Closed edeutsch closed 1 month ago
Is this the same as the blocklist filter? If so, I think @kvnthomas98 could take a look at speeding it up
I don't actually know what it does exactly. I'm just thinking it seems very slow compared to other parts of the system for what I imagine it might be doing.
I'm pretty sure it is indeed the blocklist filter step
@kvnthomas98 Do you mind adding this to the Translator GH project page so you (or another one of us PSU people) has it on their docket?
Sure, I've added it to the backlog
Regular Expression Matching was slowing this process down. Not a lot of our text matching for node names are regular expressions. So I created a separate field in the general_concepts.json file to specify regular expressions. And we do regular expression matching only for these fields and for the others we do a string comparision. In the below query, the time taken reduces from 0.5 to 0.15. Before Changes:
After changes:
query given above now takes 0.18 seconds at the removing general concepts step. Good to close @edeutsch ?
Sure, fine to close.
I will say I am a bit surprised that we're doing string matching and regular expression matching. I would have expected that our graph was NodeSynonymized and our blocklist would be a set of NodeSynonymized CURIEs, and thus the matching should all be very fast dictionary lookups of CURIEs.

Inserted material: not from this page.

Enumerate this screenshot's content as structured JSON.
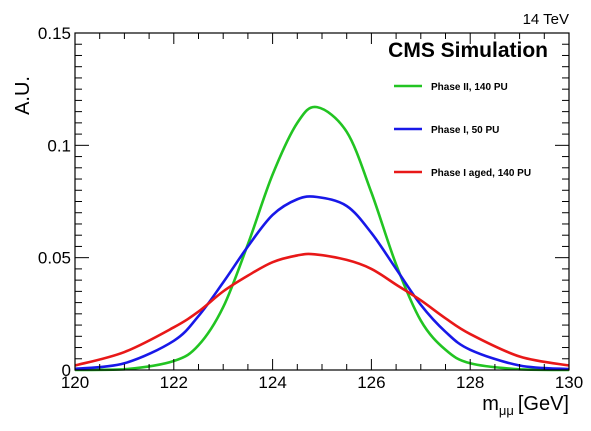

And thus the process should take < 0.018 seconds, rather than 0.18 seconds. But anyway, 0.18 seconds is sufficient I think, thanks.
Based on profiling tests in #2372 and #2373, it seems that the step that removes general concepts from the knowledge graph seems to take much longer than seems naively expected. In #2373, it look 2.6 seconds. I'm thinking it should take <0.1 seconds, so I wonder if there is some easily addressable gross inefficiency that could be remedied?
Anyone willing to put this up on the lift and isolate where it is taking the most time and computation?